Although they make nearly no argument on appeal that there is a genuine dispute of material fact about whether L was denied FAPE due to bullying, a review of the record confirms the district court’s decision. The statement of facts in opposition to the motion for summary judgment that the Richardsons submitted to the district court includes no facts about bullying. It does not even include the words bully or bullying.
Further, the Richardsons do not contest that all the facts about their bullying claims were presented at the administrative hearing. At that hearing, the hearing officer considered evidence about four incidents of alleged bullying. The first incident involved an allegation that a peer was bullying L. When the school district administrators learned of the event, they called the Richardsons to retrieve L and informed the Richardsons that a teacher had disciplined the child at fault. The second incident involved L reporting that he felt bullied when another student told him to put his name on a class paper. The school administration informed the relevant teacher of the incident. The third incident involved an allegation that L’s keyboarding teacher told L to stop moving in his seat when he was experiencing tics.

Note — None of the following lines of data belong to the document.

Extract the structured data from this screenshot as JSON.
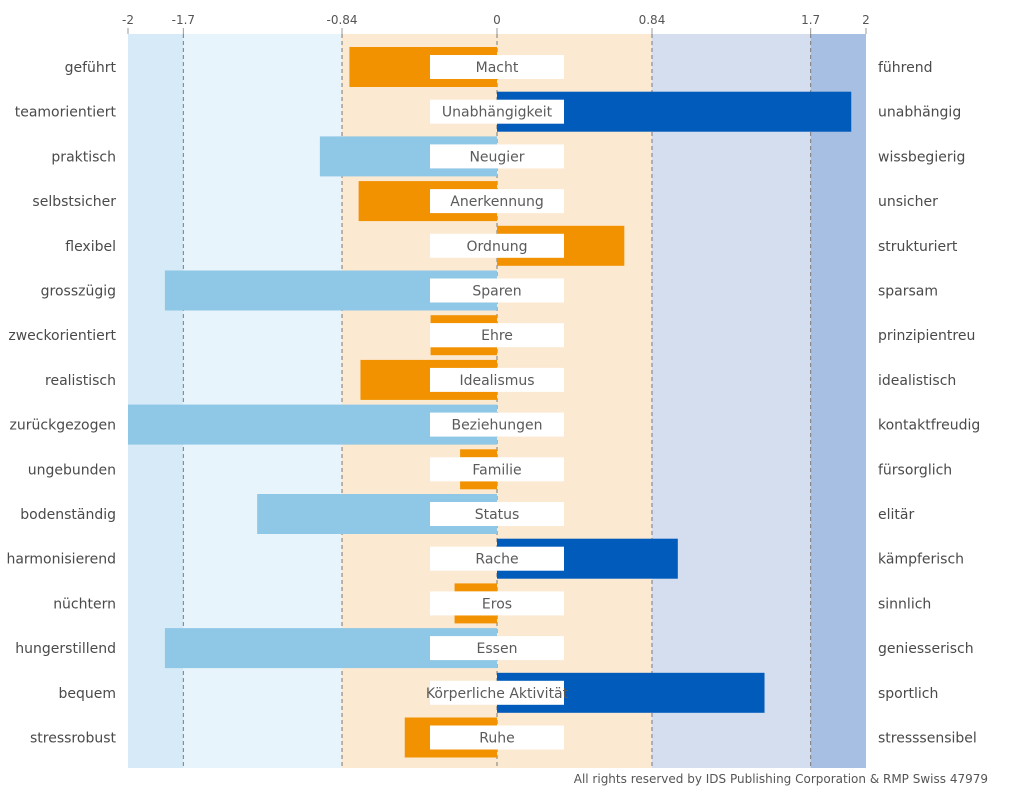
{
  "chart_data": {
    "type": "bar",
    "orientation": "horizontal",
    "xlim": [
      -2,
      2
    ],
    "ticks": [
      {
        "value": -2,
        "label": "-2"
      },
      {
        "value": -1.7,
        "label": "-1.7"
      },
      {
        "value": -0.84,
        "label": "-0.84"
      },
      {
        "value": 0,
        "label": "0"
      },
      {
        "value": 0.84,
        "label": "0.84"
      },
      {
        "value": 1.7,
        "label": "1.7"
      },
      {
        "value": 2,
        "label": "2"
      }
    ],
    "zones": [
      {
        "from": -2,
        "to": -1.7,
        "color": "#d6eaf7"
      },
      {
        "from": -1.7,
        "to": -0.84,
        "color": "#e8f4fb"
      },
      {
        "from": -0.84,
        "to": 0.84,
        "color": "#fce9d2"
      },
      {
        "from": 0.84,
        "to": 1.7,
        "color": "#d5deef"
      },
      {
        "from": 1.7,
        "to": 2,
        "color": "#a6bfe2"
      }
    ],
    "colors": {
      "strong_negative": "#8fc7e6",
      "moderate": "#f29200",
      "strong_positive": "#005bbb"
    },
    "rows": [
      {
        "motive": "Macht",
        "left": "geführt",
        "right": "führend",
        "value": -0.8
      },
      {
        "motive": "Unabhängigkeit",
        "left": "teamorientiert",
        "right": "unabhängig",
        "value": 1.92
      },
      {
        "motive": "Neugier",
        "left": "praktisch",
        "right": "wissbegierig",
        "value": -0.96
      },
      {
        "motive": "Anerkennung",
        "left": "selbstsicher",
        "right": "unsicher",
        "value": -0.75
      },
      {
        "motive": "Ordnung",
        "left": "flexibel",
        "right": "strukturiert",
        "value": 0.69
      },
      {
        "motive": "Sparen",
        "left": "grosszügig",
        "right": "sparsam",
        "value": -1.8
      },
      {
        "motive": "Ehre",
        "left": "zweckorientiert",
        "right": "prinzipientreu",
        "value": -0.36
      },
      {
        "motive": "Idealismus",
        "left": "realistisch",
        "right": "idealistisch",
        "value": -0.74
      },
      {
        "motive": "Beziehungen",
        "left": "zurückgezogen",
        "right": "kontaktfreudig",
        "value": -2.0
      },
      {
        "motive": "Familie",
        "left": "ungebunden",
        "right": "fürsorglich",
        "value": -0.2
      },
      {
        "motive": "Status",
        "left": "bodenständig",
        "right": "elitär",
        "value": -1.3
      },
      {
        "motive": "Rache",
        "left": "harmonisierend",
        "right": "kämpferisch",
        "value": 0.98
      },
      {
        "motive": "Eros",
        "left": "nüchtern",
        "right": "sinnlich",
        "value": -0.23
      },
      {
        "motive": "Essen",
        "left": "hungerstillend",
        "right": "geniesserisch",
        "value": -1.8
      },
      {
        "motive": "Körperliche Aktivität",
        "left": "bequem",
        "right": "sportlich",
        "value": 1.45
      },
      {
        "motive": "Ruhe",
        "left": "stressrobust",
        "right": "stresssensibel",
        "value": -0.5
      }
    ]
  },
  "footer": {
    "copyright": "All rights reserved by IDS Publishing Corporation & RMP Swiss 47979"
  }
}
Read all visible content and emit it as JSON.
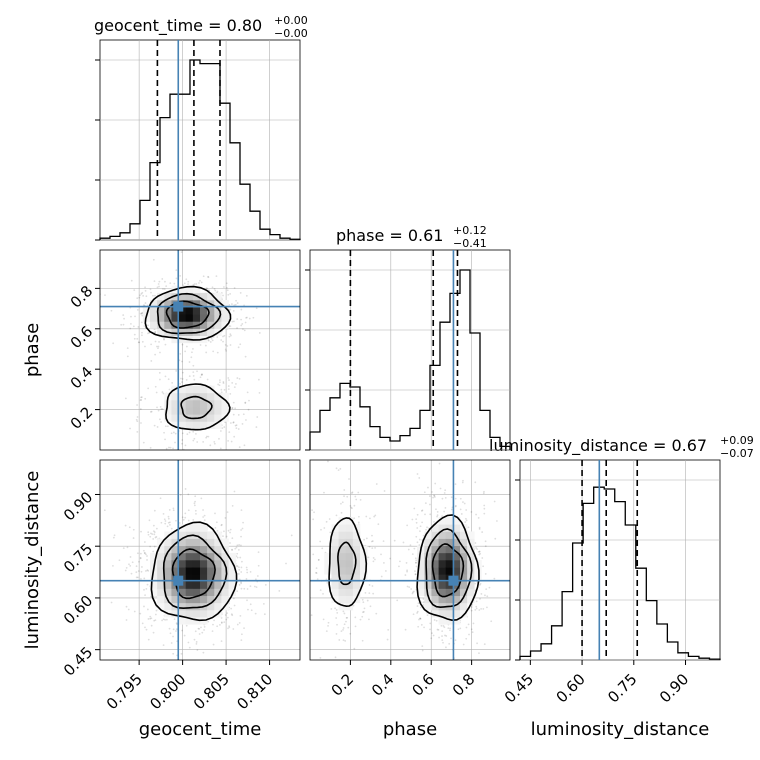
{
  "chart_data": {
    "type": "corner",
    "parameters": [
      "geocent_time",
      "phase",
      "luminosity_distance"
    ],
    "truths": {
      "geocent_time": 0.7995,
      "phase": 0.71,
      "luminosity_distance": 0.65
    },
    "titles": [
      {
        "param": "geocent_time",
        "value": "0.80",
        "plus": "+0.00",
        "minus": "−0.00"
      },
      {
        "param": "phase",
        "value": "0.61",
        "plus": "+0.12",
        "minus": "−0.41"
      },
      {
        "param": "luminosity_distance",
        "value": "0.67",
        "plus": "+0.09",
        "minus": "−0.07"
      }
    ],
    "ranges": {
      "geocent_time": [
        0.7905,
        0.8135
      ],
      "phase": [
        0.0,
        0.99
      ],
      "luminosity_distance": [
        0.42,
        1.0
      ]
    },
    "ticks": {
      "geocent_time": [
        0.795,
        0.8,
        0.805,
        0.81
      ],
      "phase": [
        0.2,
        0.4,
        0.6,
        0.8
      ],
      "luminosity_distance": [
        0.45,
        0.6,
        0.75,
        0.9
      ]
    },
    "tick_labels": {
      "geocent_time": [
        "0.795",
        "0.800",
        "0.805",
        "0.810"
      ],
      "phase": [
        "0.2",
        "0.4",
        "0.6",
        "0.8"
      ],
      "luminosity_distance": [
        "0.45",
        "0.60",
        "0.75",
        "0.90"
      ]
    },
    "histograms": {
      "geocent_time": {
        "edges": [
          0.7905,
          0.8135
        ],
        "counts": [
          0.01,
          0.02,
          0.04,
          0.09,
          0.22,
          0.43,
          0.68,
          0.81,
          0.81,
          1.0,
          0.98,
          0.98,
          0.76,
          0.54,
          0.31,
          0.16,
          0.06,
          0.03,
          0.01,
          0.004
        ],
        "quantiles": [
          0.7971,
          0.8013,
          0.8043
        ]
      },
      "phase": {
        "edges": [
          0.0,
          0.99
        ],
        "counts": [
          0.1,
          0.22,
          0.29,
          0.37,
          0.35,
          0.24,
          0.13,
          0.07,
          0.05,
          0.08,
          0.12,
          0.22,
          0.47,
          0.71,
          0.87,
          1.0,
          0.65,
          0.22,
          0.07,
          0.02
        ],
        "quantiles": [
          0.2,
          0.61,
          0.73
        ]
      },
      "luminosity_distance": {
        "edges": [
          0.42,
          1.0
        ],
        "counts": [
          0.02,
          0.05,
          0.09,
          0.19,
          0.38,
          0.65,
          0.87,
          0.96,
          0.95,
          0.88,
          0.75,
          0.51,
          0.33,
          0.2,
          0.1,
          0.04,
          0.02,
          0.01,
          0.005
        ],
        "quantiles": [
          0.6,
          0.67,
          0.76
        ]
      }
    },
    "density_modes": {
      "geocent_time_phase": [
        {
          "x": 0.8005,
          "y": 0.67,
          "sx": 0.0024,
          "sy": 0.065,
          "w": 1.0
        },
        {
          "x": 0.8015,
          "y": 0.21,
          "sx": 0.0024,
          "sy": 0.075,
          "w": 0.42
        }
      ],
      "geocent_time_luminosity_distance": [
        {
          "x": 0.8012,
          "y": 0.67,
          "sx": 0.0024,
          "sy": 0.07,
          "w": 1.0
        }
      ],
      "phase_luminosity_distance": [
        {
          "x": 0.68,
          "y": 0.68,
          "sx": 0.075,
          "sy": 0.075,
          "w": 1.0
        },
        {
          "x": 0.18,
          "y": 0.7,
          "sx": 0.06,
          "sy": 0.085,
          "w": 0.42
        }
      ]
    },
    "colors": {
      "truth": "#4682b4",
      "hist": "#000000",
      "grid": "#b0b0b0"
    },
    "grid": true
  }
}
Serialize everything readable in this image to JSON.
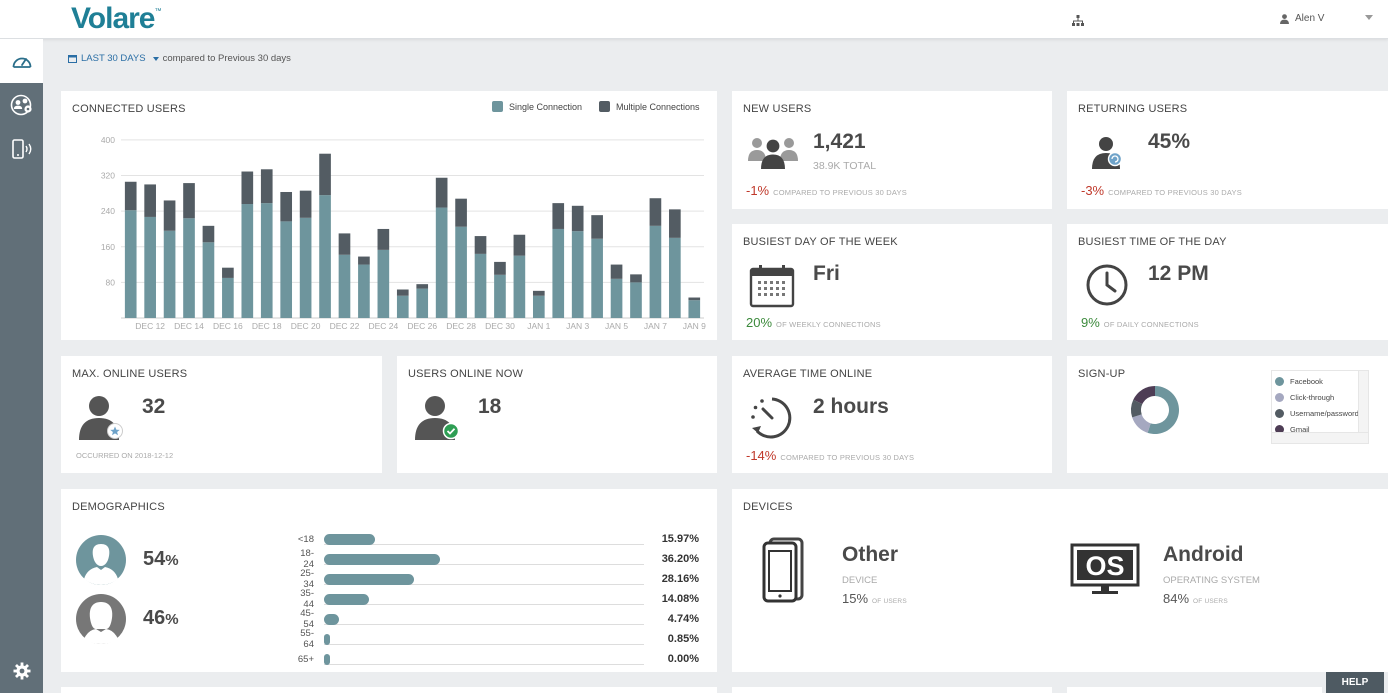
{
  "header": {
    "logo": "Volare",
    "user_name": "Alen V"
  },
  "filter": {
    "period_label": "LAST 30 DAYS",
    "compare_text": "compared to Previous 30 days"
  },
  "connected_users": {
    "title": "CONNECTED USERS",
    "legend": {
      "single": "Single Connection",
      "multiple": "Multiple Connections"
    }
  },
  "chart_data": {
    "type": "bar",
    "stacked": true,
    "title": "CONNECTED USERS",
    "categories": [
      "DEC 11",
      "DEC 12",
      "DEC 13",
      "DEC 14",
      "DEC 15",
      "DEC 16",
      "DEC 17",
      "DEC 18",
      "DEC 19",
      "DEC 20",
      "DEC 21",
      "DEC 22",
      "DEC 23",
      "DEC 24",
      "DEC 25",
      "DEC 26",
      "DEC 27",
      "DEC 28",
      "DEC 29",
      "DEC 30",
      "DEC 31",
      "JAN 1",
      "JAN 2",
      "JAN 3",
      "JAN 4",
      "JAN 5",
      "JAN 6",
      "JAN 7",
      "JAN 8",
      "JAN 9"
    ],
    "tick_labels": [
      "DEC 12",
      "DEC 14",
      "DEC 16",
      "DEC 18",
      "DEC 20",
      "DEC 22",
      "DEC 24",
      "DEC 26",
      "DEC 28",
      "DEC 30",
      "JAN 1",
      "JAN 3",
      "JAN 5",
      "JAN 7",
      "JAN 9"
    ],
    "series": [
      {
        "name": "Single Connection",
        "color": "#6e959d",
        "values": [
          242,
          227,
          196,
          224,
          170,
          90,
          256,
          258,
          217,
          225,
          276,
          142,
          120,
          153,
          50,
          66,
          248,
          205,
          144,
          97,
          140,
          50,
          200,
          195,
          178,
          88,
          80,
          207,
          180,
          40
        ]
      },
      {
        "name": "Multiple Connections",
        "color": "#535c63",
        "values": [
          64,
          73,
          68,
          79,
          37,
          23,
          73,
          76,
          66,
          61,
          93,
          48,
          18,
          47,
          14,
          10,
          67,
          63,
          40,
          29,
          47,
          11,
          58,
          57,
          53,
          32,
          18,
          62,
          64,
          6
        ]
      }
    ],
    "y_ticks": [
      80,
      160,
      240,
      320,
      400
    ],
    "ylim": [
      0,
      420
    ],
    "grid": true,
    "legend_position": "top-right"
  },
  "new_users": {
    "title": "NEW USERS",
    "value": "1,421",
    "total": "38.9K TOTAL",
    "change": "-1%",
    "change_label": "COMPARED TO PREVIOUS 30 DAYS"
  },
  "returning_users": {
    "title": "RETURNING USERS",
    "value": "45%",
    "change": "-3%",
    "change_label": "COMPARED TO PREVIOUS 30 DAYS"
  },
  "busiest_day": {
    "title": "BUSIEST DAY OF THE WEEK",
    "value": "Fri",
    "share": "20%",
    "share_label": "OF WEEKLY CONNECTIONS"
  },
  "busiest_time": {
    "title": "BUSIEST TIME OF THE DAY",
    "value": "12 PM",
    "share": "9%",
    "share_label": "OF DAILY CONNECTIONS"
  },
  "max_online": {
    "title": "MAX. ONLINE USERS",
    "value": "32",
    "occurred": "OCCURRED ON 2018-12-12"
  },
  "online_now": {
    "title": "USERS ONLINE NOW",
    "value": "18"
  },
  "avg_time": {
    "title": "AVERAGE TIME ONLINE",
    "value": "2 hours",
    "change": "-14%",
    "change_label": "COMPARED TO PREVIOUS 30 DAYS"
  },
  "signup": {
    "title": "SIGN-UP",
    "items": [
      {
        "label": "Facebook",
        "color": "#6e959d",
        "share": 0.55
      },
      {
        "label": "Click-through",
        "color": "#a5a8c0",
        "share": 0.15
      },
      {
        "label": "Username/password",
        "color": "#535c63",
        "share": 0.12
      },
      {
        "label": "Gmail",
        "color": "#4e3d55",
        "share": 0.18
      }
    ]
  },
  "demographics": {
    "title": "DEMOGRAPHICS",
    "male_pct": "54",
    "female_pct": "46",
    "pct_sign": "%",
    "groups": [
      {
        "label": "<18",
        "value": "15.97%",
        "pct": 15.97
      },
      {
        "label": "18-24",
        "value": "36.20%",
        "pct": 36.2
      },
      {
        "label": "25-34",
        "value": "28.16%",
        "pct": 28.16
      },
      {
        "label": "35-44",
        "value": "14.08%",
        "pct": 14.08
      },
      {
        "label": "45-54",
        "value": "4.74%",
        "pct": 4.74
      },
      {
        "label": "55-64",
        "value": "0.85%",
        "pct": 0.85
      },
      {
        "label": "65+",
        "value": "0.00%",
        "pct": 0.0
      }
    ]
  },
  "devices": {
    "title": "DEVICES",
    "device": {
      "name": "Other",
      "label": "DEVICE",
      "pct": "15%",
      "pct_label": "OF USERS"
    },
    "os": {
      "icon_text": "OS",
      "name": "Android",
      "label": "OPERATING SYSTEM",
      "pct": "84%",
      "pct_label": "OF USERS"
    }
  },
  "help_label": "HELP"
}
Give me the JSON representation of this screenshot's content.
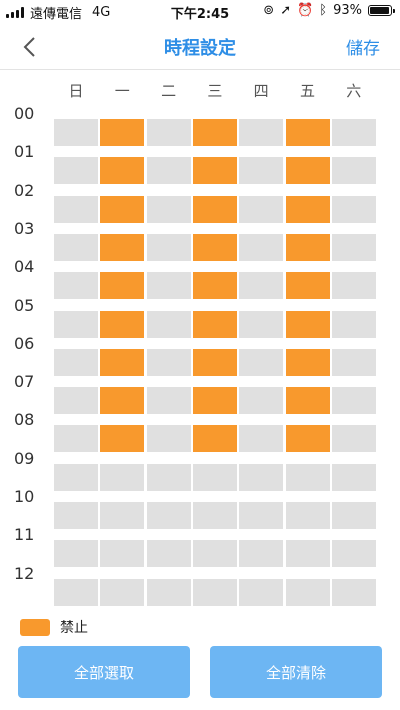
{
  "status_bar": {
    "carrier": "遠傳電信",
    "network": "4G",
    "time": "下午2:45",
    "battery": "93%",
    "battery_level": 0.93,
    "icons": [
      "lock-rotation-icon",
      "location-icon",
      "alarm-icon",
      "bluetooth-icon"
    ]
  },
  "nav": {
    "back_icon": "chevron-left-icon",
    "title": "時程設定",
    "save_label": "儲存"
  },
  "days": [
    "日",
    "一",
    "二",
    "三",
    "四",
    "五",
    "六"
  ],
  "hours": [
    "00",
    "01",
    "02",
    "03",
    "04",
    "05",
    "06",
    "07",
    "08",
    "09",
    "10",
    "11",
    "12"
  ],
  "schedule": {
    "active_days": [
      1,
      3,
      5
    ],
    "active_hours": [
      0,
      1,
      2,
      3,
      4,
      5,
      6,
      7,
      8
    ]
  },
  "legend": {
    "label": "禁止",
    "color": "#f8992d"
  },
  "colors": {
    "accent": "#2e8ee6",
    "blocked": "#f8992d",
    "allowed": "#e0e0e0",
    "button": "#6db6f3"
  },
  "buttons": {
    "select_all": "全部選取",
    "clear_all": "全部清除"
  }
}
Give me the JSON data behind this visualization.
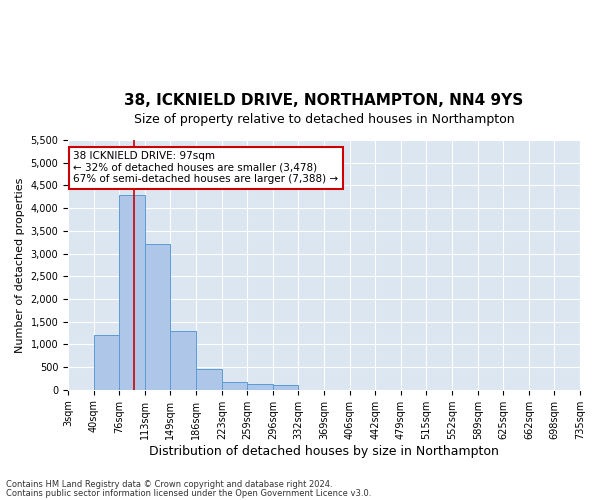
{
  "title": "38, ICKNIELD DRIVE, NORTHAMPTON, NN4 9YS",
  "subtitle": "Size of property relative to detached houses in Northampton",
  "xlabel": "Distribution of detached houses by size in Northampton",
  "ylabel": "Number of detached properties",
  "footnote1": "Contains HM Land Registry data © Crown copyright and database right 2024.",
  "footnote2": "Contains public sector information licensed under the Open Government Licence v3.0.",
  "annotation_title": "38 ICKNIELD DRIVE: 97sqm",
  "annotation_line1": "← 32% of detached houses are smaller (3,478)",
  "annotation_line2": "67% of semi-detached houses are larger (7,388) →",
  "property_size": 97,
  "bar_edges": [
    3,
    40,
    76,
    113,
    149,
    186,
    223,
    259,
    296,
    332,
    369,
    406,
    442,
    479,
    515,
    552,
    589,
    625,
    662,
    698,
    735
  ],
  "bar_heights": [
    0,
    1200,
    4300,
    3200,
    1300,
    450,
    180,
    120,
    100,
    0,
    0,
    0,
    0,
    0,
    0,
    0,
    0,
    0,
    0,
    0
  ],
  "bar_color": "#aec6e8",
  "bar_edge_color": "#5b9bd5",
  "vline_color": "#cc0000",
  "vline_x": 97,
  "ylim": [
    0,
    5500
  ],
  "yticks": [
    0,
    500,
    1000,
    1500,
    2000,
    2500,
    3000,
    3500,
    4000,
    4500,
    5000,
    5500
  ],
  "plot_bg_color": "#dce6f1",
  "annotation_box_color": "white",
  "annotation_box_edge": "#cc0000",
  "title_fontsize": 11,
  "subtitle_fontsize": 9,
  "xlabel_fontsize": 9,
  "ylabel_fontsize": 8,
  "tick_fontsize": 7,
  "footnote_fontsize": 6
}
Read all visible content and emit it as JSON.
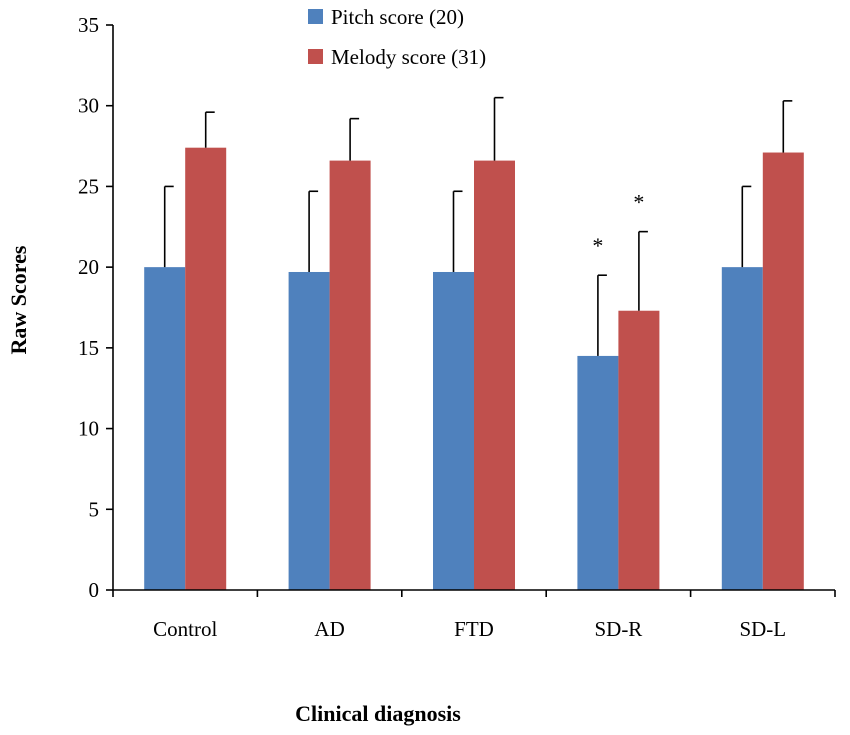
{
  "chart_data": {
    "type": "bar",
    "title": "",
    "xlabel": "Clinical diagnosis",
    "ylabel": "Raw Scores",
    "ylim": [
      0,
      35
    ],
    "yticks": [
      0,
      5,
      10,
      15,
      20,
      25,
      30,
      35
    ],
    "categories": [
      "Control",
      "AD",
      "FTD",
      "SD-R",
      "SD-L"
    ],
    "series": [
      {
        "name": "Pitch score (20)",
        "color": "#4F81BD",
        "values": [
          20,
          19.7,
          19.7,
          14.5,
          20
        ],
        "error": [
          5,
          5,
          5,
          5,
          5
        ]
      },
      {
        "name": "Melody score (31)",
        "color": "#C0504D",
        "values": [
          27.4,
          26.6,
          26.6,
          17.3,
          27.1
        ],
        "error": [
          2.2,
          2.6,
          3.9,
          4.9,
          3.2
        ]
      }
    ],
    "annotations": [
      {
        "category": "SD-R",
        "series": 0,
        "text": "*"
      },
      {
        "category": "SD-R",
        "series": 1,
        "text": "*"
      }
    ],
    "legend_position": "top",
    "grid": false
  }
}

The teacher admitted to L’s father that she had told L to stop moving and that she did not know he experienced tics because of Autism Spectrum Disorder. The fourth incident involved allegations that L was bullied in a class where the teacher was nonresponsive to his requests for help, instead telling him to sit in a bean bag chair. The school district administration investigated the situation. The hearing officer concluded that only one incident might constitute bullying and that the school district did not deny L FAPE based on the alleged bullying incidents.
We agree with the district court that, when viewed in the light most favorable to the Richardsons, none of the evidence of bullying creates a genuine dispute of material fact about whether the school district acted in bad faith or with gross misjudgment, as required by both section 504 and the ADA. See B.M. ex rel. Miller , 732 F.3d at 887 (explaining that § 504 and the ADA do not create general tort liability for educational malpractice and that statutory noncompliance must "deviate so substantially from accepted professional judgment, practice, or standards as to demonstrate that the defendant acted with wrongful intent"). The district court therefore properly granted summary judgment on Counts Two and Three.
For the foregoing reasons, we affirm.